A second Le Mans D-type win came in 1956 – for Scottish team Ecurie Ecosse

A second Le Mans D-type win came in 1956 – for Scottish team Ecurie Ecosse

Getty Images

As for those curves, it was all maths from the inspired pen of Malcolm Sayer, formerly of the Bristol Aeroplane Company. Shorter, narrower and lower than the C, its bodywork was nevertheless 9in longer in the chase to reduce aerodynamic drag. Even the tried and trusted 3442cc DOHC straight-six XK engine, now with three twin-choke carburettors for an initial 250bhp, was canted eight degrees left to lower the bonnet height for aero gains, with additional benefits to the centre of gravity. As for the fin, it was a stabilising addendum after test driver Norman Dewis experienced MIRA cross-winds at 165mph.

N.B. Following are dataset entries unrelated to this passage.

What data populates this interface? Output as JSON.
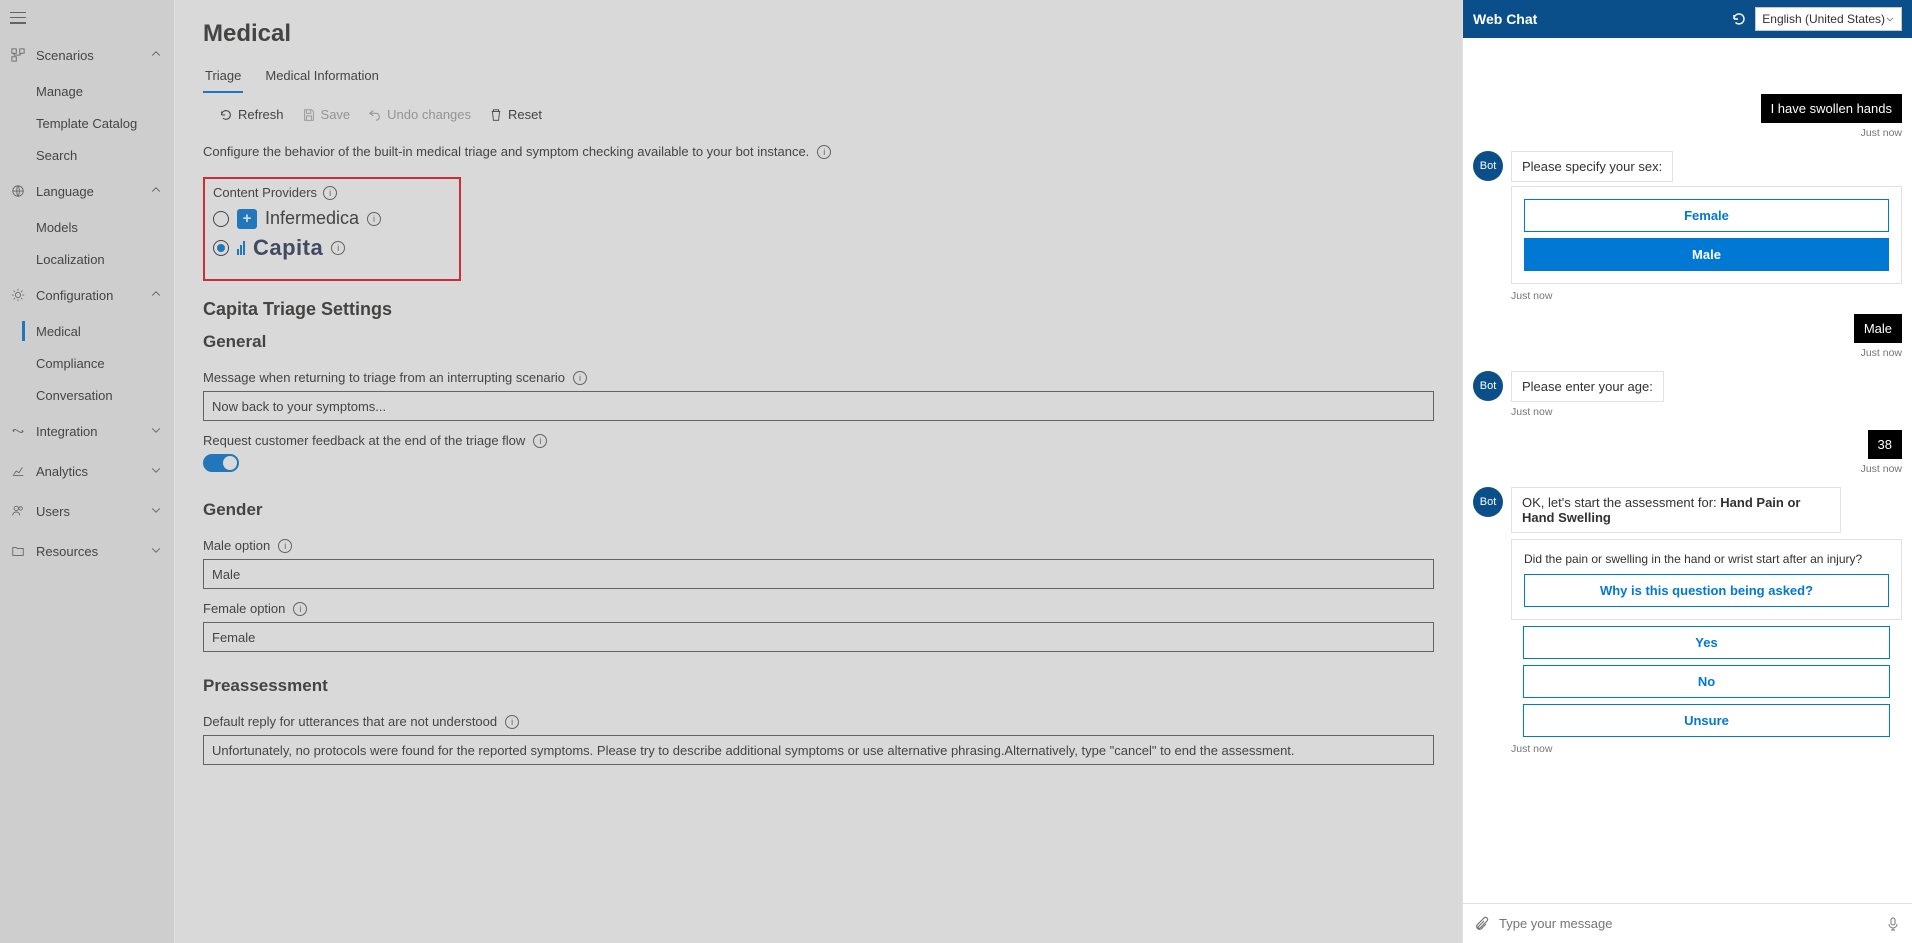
{
  "sidebar": {
    "groups": [
      {
        "label": "Scenarios",
        "expanded": true,
        "items": [
          "Manage",
          "Template Catalog",
          "Search"
        ]
      },
      {
        "label": "Language",
        "expanded": true,
        "items": [
          "Models",
          "Localization"
        ]
      },
      {
        "label": "Configuration",
        "expanded": true,
        "items": [
          "Medical",
          "Compliance",
          "Conversation"
        ],
        "selected": "Medical"
      },
      {
        "label": "Integration",
        "expanded": false,
        "items": []
      },
      {
        "label": "Analytics",
        "expanded": false,
        "items": []
      },
      {
        "label": "Users",
        "expanded": false,
        "items": []
      },
      {
        "label": "Resources",
        "expanded": false,
        "items": []
      }
    ]
  },
  "page": {
    "title": "Medical",
    "tabs": {
      "triage": "Triage",
      "medinfo": "Medical Information",
      "active": "triage"
    },
    "toolbar": {
      "refresh": "Refresh",
      "save": "Save",
      "undo": "Undo changes",
      "reset": "Reset"
    },
    "description": "Configure the behavior of the built-in medical triage and symptom checking available to your bot instance.",
    "content_providers": {
      "label": "Content Providers",
      "infermedica": "Infermedica",
      "capita": "Capita",
      "selected": "capita"
    },
    "capita_heading": "Capita Triage Settings",
    "general_heading": "General",
    "return_msg_label": "Message when returning to triage from an interrupting scenario",
    "return_msg_value": "Now back to your symptoms...",
    "feedback_label": "Request customer feedback at the end of the triage flow",
    "feedback_on": true,
    "gender_heading": "Gender",
    "male_label": "Male option",
    "male_value": "Male",
    "female_label": "Female option",
    "female_value": "Female",
    "preassessment_heading": "Preassessment",
    "default_reply_label": "Default reply for utterances that are not understood",
    "default_reply_value": "Unfortunately, no protocols were found for the reported symptoms. Please try to describe additional symptoms or use alternative phrasing.Alternatively, type \"cancel\" to end the assessment."
  },
  "chat": {
    "title": "Web Chat",
    "language": "English (United States)",
    "bot_label": "Bot",
    "just_now": "Just now",
    "m1_user": "I have swollen hands",
    "m2_bot": "Please specify your sex:",
    "m2_opts": {
      "female": "Female",
      "male": "Male"
    },
    "m3_user": "Male",
    "m4_bot": "Please enter your age:",
    "m5_user": "38",
    "m6_prefix": "OK, let's start the assessment for: ",
    "m6_emph": "Hand Pain or Hand Swelling",
    "m7_q": "Did the pain or swelling in the hand or wrist start after an injury?",
    "m7_why": "Why is this question being asked?",
    "m7_opts": {
      "yes": "Yes",
      "no": "No",
      "unsure": "Unsure"
    },
    "input_placeholder": "Type your message"
  }
}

First time out exactly 70 years ago and still finless, Tony Rolt lapped Le Mans more than five seconds below Alberto Ascari’s record set in a 4½-litre V12 Ferrari, exceeding 170mph on the Mulsanne. The D worked from the off. But a narrow defeat in a monsoon followed, to José Froilán González and Maurice Trintignant in the closest Le Mans of the decade.

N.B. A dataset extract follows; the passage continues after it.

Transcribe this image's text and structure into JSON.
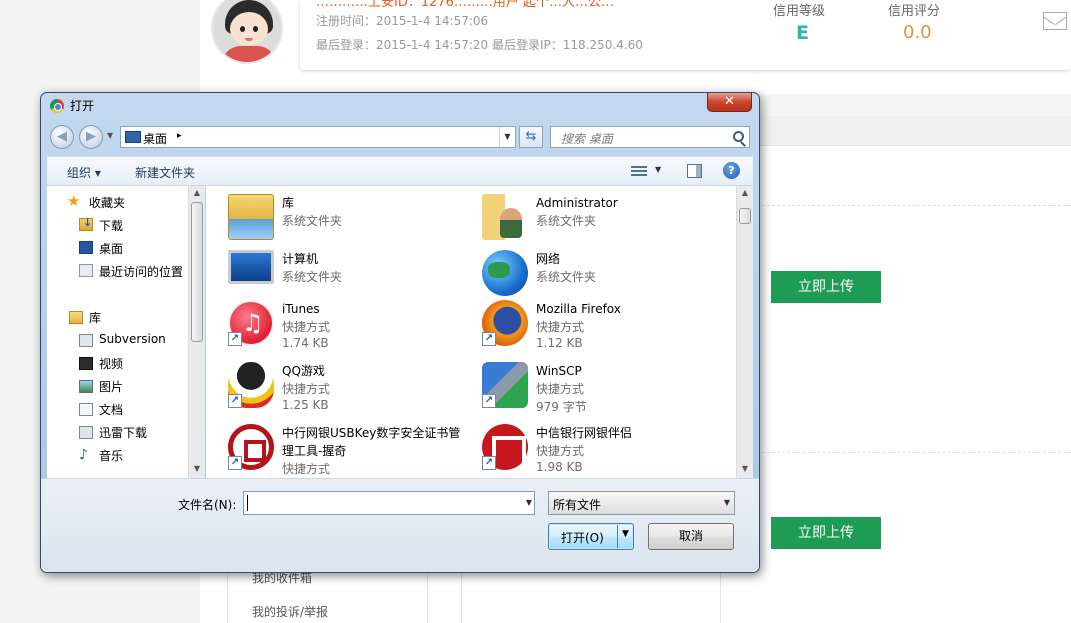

In truth, Jaguar might well have lost again in 1955, with a D-type featuring a longer snout and an engine now putting out close to 300bhp. ‘Deserter’ Moss and Fangio withdrew from the lead in their tubeframe, straight-eight Mercedes-Benz 300 SLR following the devastating crash that claimed the lives of 80-plus. Victory was tainted (perhaps more now than then) for Mike Hawthorn and Ivor Bueb, but Ecurie Ecosse’s Saltired D reigned for two more years before a new 3-litre sports car limit for 1958 spelt the end of Jaguar’s Le Mans hegemony. At least for 30 years.

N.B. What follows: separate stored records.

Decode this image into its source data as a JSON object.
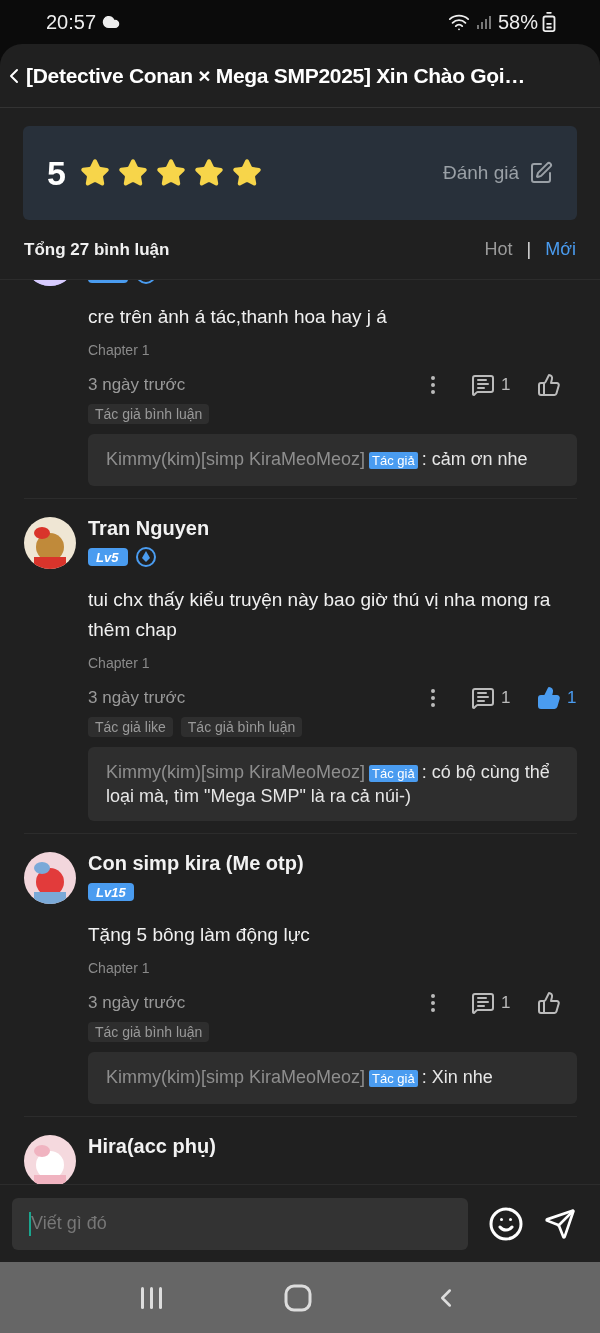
{
  "status_bar": {
    "time": "20:57",
    "battery": "58%"
  },
  "header": {
    "title": "[Detective Conan × Mega SMP2025] Xin Chào Gọi…"
  },
  "rating": {
    "score": "5",
    "stars": 5,
    "action": "Đánh giá"
  },
  "comments_header": {
    "total": "Tổng 27 bình luận",
    "separator": "|",
    "sorts": [
      {
        "label": "Hot",
        "selected": false
      },
      {
        "label": "Mới",
        "selected": true
      }
    ]
  },
  "comments": [
    {
      "kind": "cut",
      "verified": true,
      "text": "cre trên ảnh á tác,thanh hoa hay j á",
      "chapter": "Chapter 1",
      "time": "3 ngày trước",
      "reply_count": "1",
      "liked": false,
      "tags": [
        "Tác giả bình luận"
      ],
      "reply": {
        "author": "Kimmy(kim)[simp KiraMeoMeoz]",
        "badge": "Tác giả",
        "text": ": cảm ơn nhe"
      }
    },
    {
      "kind": "full",
      "name": "Tran Nguyen",
      "level": "Lv5",
      "verified": true,
      "text": "tui chx thấy kiểu truyện này bao giờ thú vị nha mong ra thêm chap",
      "chapter": "Chapter 1",
      "time": "3 ngày trước",
      "reply_count": "1",
      "liked": true,
      "like_count": "1",
      "tags": [
        "Tác giả like",
        "Tác giả bình luận"
      ],
      "reply": {
        "author": "Kimmy(kim)[simp KiraMeoMeoz]",
        "badge": "Tác giả",
        "text": ": có bộ cùng thể loại mà, tìm \"Mega SMP\" là ra cả núi-)"
      }
    },
    {
      "kind": "full",
      "name": "Con simp kira (Me otp)",
      "level": "Lv15",
      "verified": false,
      "text": "Tặng 5 bông làm động lực",
      "chapter": "Chapter 1",
      "time": "3 ngày trước",
      "reply_count": "1",
      "liked": false,
      "tags": [
        "Tác giả bình luận"
      ],
      "reply": {
        "author": "Kimmy(kim)[simp KiraMeoMeoz]",
        "badge": "Tác giả",
        "text": ": Xin nhe"
      }
    },
    {
      "kind": "full",
      "name": "Hira(acc phụ)",
      "verified": false
    }
  ],
  "composer": {
    "placeholder": "Viết gì đó"
  }
}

Away from north-west France, the record was patchy: a 1954 Reims 12 Hours 1-2; victory for Hawthorn and Phil Walters in a Briggs Cunningham-run entry at Sebring ’55; then a trail of failures and defeats at Dundrod, Goodwood and the Nürburgring. But then as now, only one sports car race really mattered to the wider world – and anyway, results are just one aspect that defines greatness. Eight years before Colin Chapman’s full-monocoque Lotus 25, what we’d proclaim on its 50th birthday as Britain’s greatest sports car lit the path.

MS verdict: Beautiful, influential, fast – and a lasting winner. Jaguar’s aero-inspired car defined the new post-war era.